Newbery Honor winner Yee teams up with Caldecott Medalist Dan Santat, and the result is a fun caper accentuated by Santat’s vivid illustrations. Olive, a Chinese American 12-year-old, knows that something is up when one day her InstaFriends account vanishes, along with all evidence of her presence at school. So when she’s called to the office and learns her mother (who travels constantly and doesn’t remember Olive’s birthday) is enrolling her at the Reforming Arts School of San Francisco (RASCH), Olive is not exactly surprised. Although she’s terrified that this might be a punishment—after all, RASCH used to be a prison—Olive won’t miss her old school. And because she feels invisible, she’s sure it won’t miss her either. The only person who would have missed her was her grandmother Mimi, but she’s been gone for months, though no one will tell Olive what happened: Her mother will only say, “She’s no longer with us.”

Once at RASCH, Olive feels instantly at home, a feeling that increases after she’s sorted into a pod of fellow outsiders.
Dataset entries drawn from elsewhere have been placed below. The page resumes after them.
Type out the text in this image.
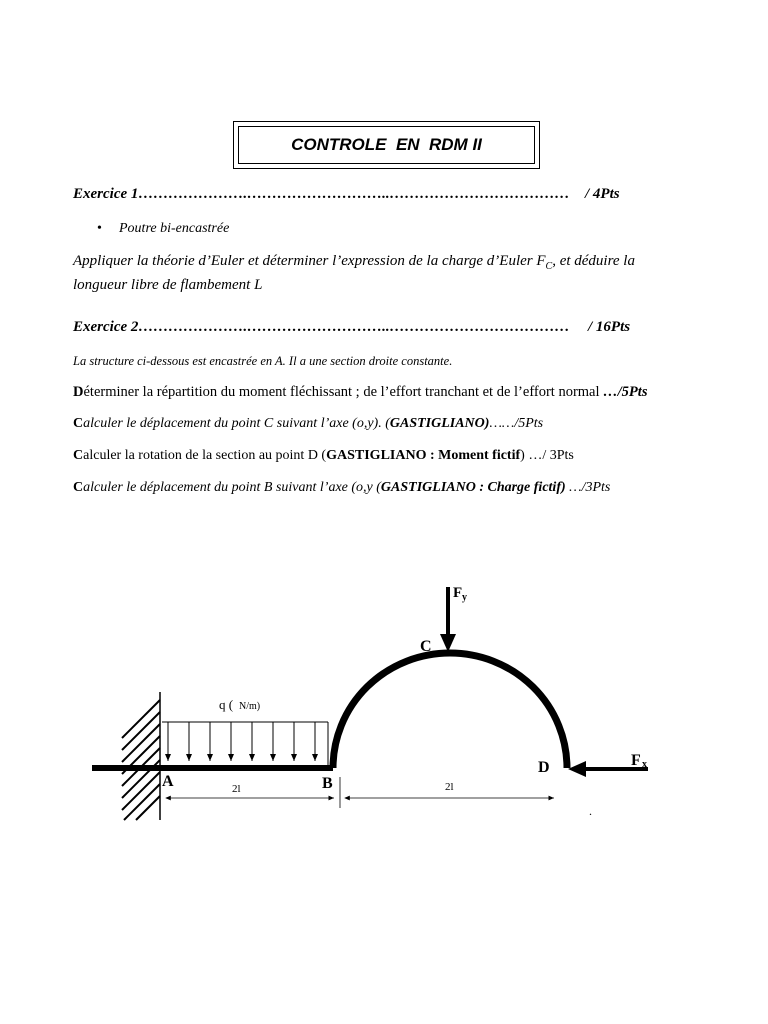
CONTROLE  EN  RDM II
Exercice 1………………….………………………..……………………………… / 4Pts
• Poutre bi-encastrée
Appliquer la théorie d’Euler et déterminer l’expression de la charge d’Euler $F_C$, et déduire la longueur libre de flambement L
Exercice 2………………….………………………..……………………………… / 16Pts
La structure ci-dessous est encastrée en A. Il a une section droite constante.
Déterminer la répartition du moment fléchissant ; de l’effort tranchant et de l’effort normal …/5Pts
Calculer le déplacement du point C suivant l’axe (o,y). (GASTIGLIANO)……/5Pts
Calculer la rotation de la section au point D (GASTIGLIANO : Moment fictif) …/ 3Pts
Calculer le déplacement du point B suivant l’axe (o,y (GASTIGLIANO : Charge fictif) …/3Pts
q ( N/m)
F y
F x
C
A	B
D
2l	2l
.
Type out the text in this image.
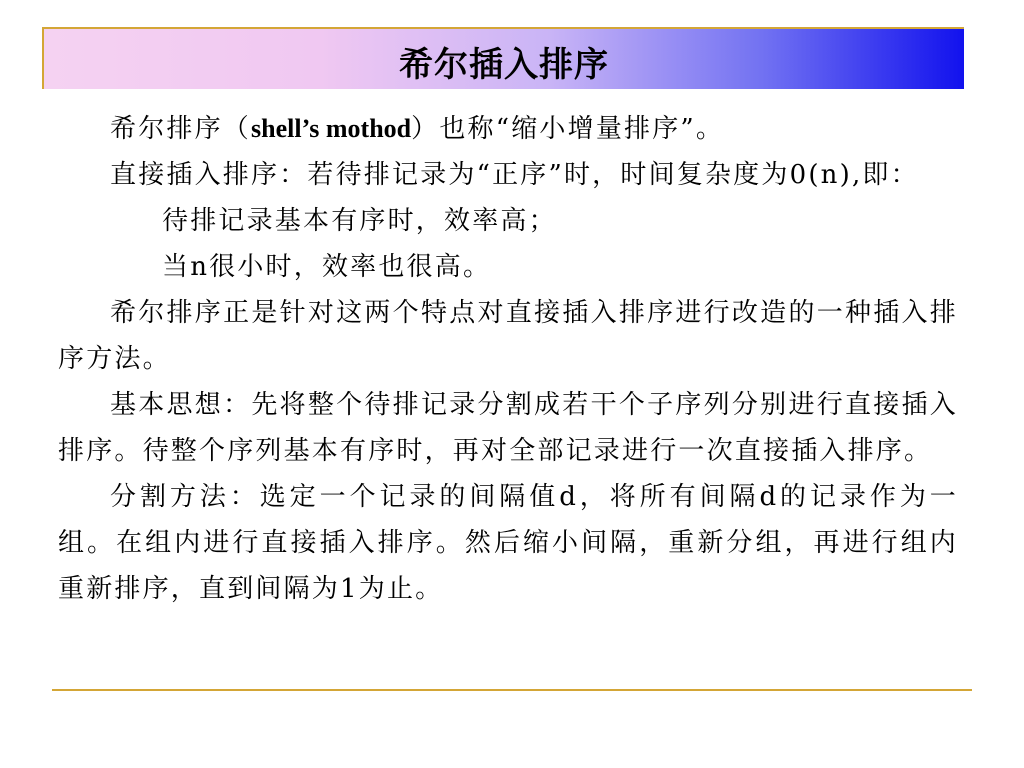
希尔插入排序

希尔排序（shell’s mothod）也称“缩小增量排序”。

直接插入排序：若待排记录为“正序”时，时间复杂度为0(n),即：

待排记录基本有序时，效率高；

当n很小时，效率也很高。

希尔排序正是针对这两个特点对直接插入排序进行改造的一种插入排序方法。

基本思想：先将整个待排记录分割成若干个子序列分别进行直接插入排序。待整个序列基本有序时，再对全部记录进行一次直接插入排序。

分割方法：选定一个记录的间隔值d，将所有间隔d的记录作为一组。在组内进行直接插入排序。然后缩小间隔，重新分组，再进行组内重新排序，直到间隔为1为止。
This team of kids brings unusual tech savvy and unique mental and physical talents (Olive’s Mimi was a circus performer who trained Olive on the trapeze) to their division of NOCK (“No One Can Know”), an elite force whose “mission includes ensuring the safety of the community, guarding the possessions of the citizens, and preventing civil disorder.” With their combined skills and immediate bond, the Misfits work together to uncover the mystery behind a string of jewel thefts and prevent their beloved RASCH from being closed by its patron, Dame Gloria. From mind-bending technology to sometimes hilarious hijinks, A Royal Conundrum has everything a young reader—especially one who feels invisible—could want.

From mind-bending technology to sometimes hilarious hijinks, A Royal Conundrum has everything a young reader—especially one who feels invisible—could want.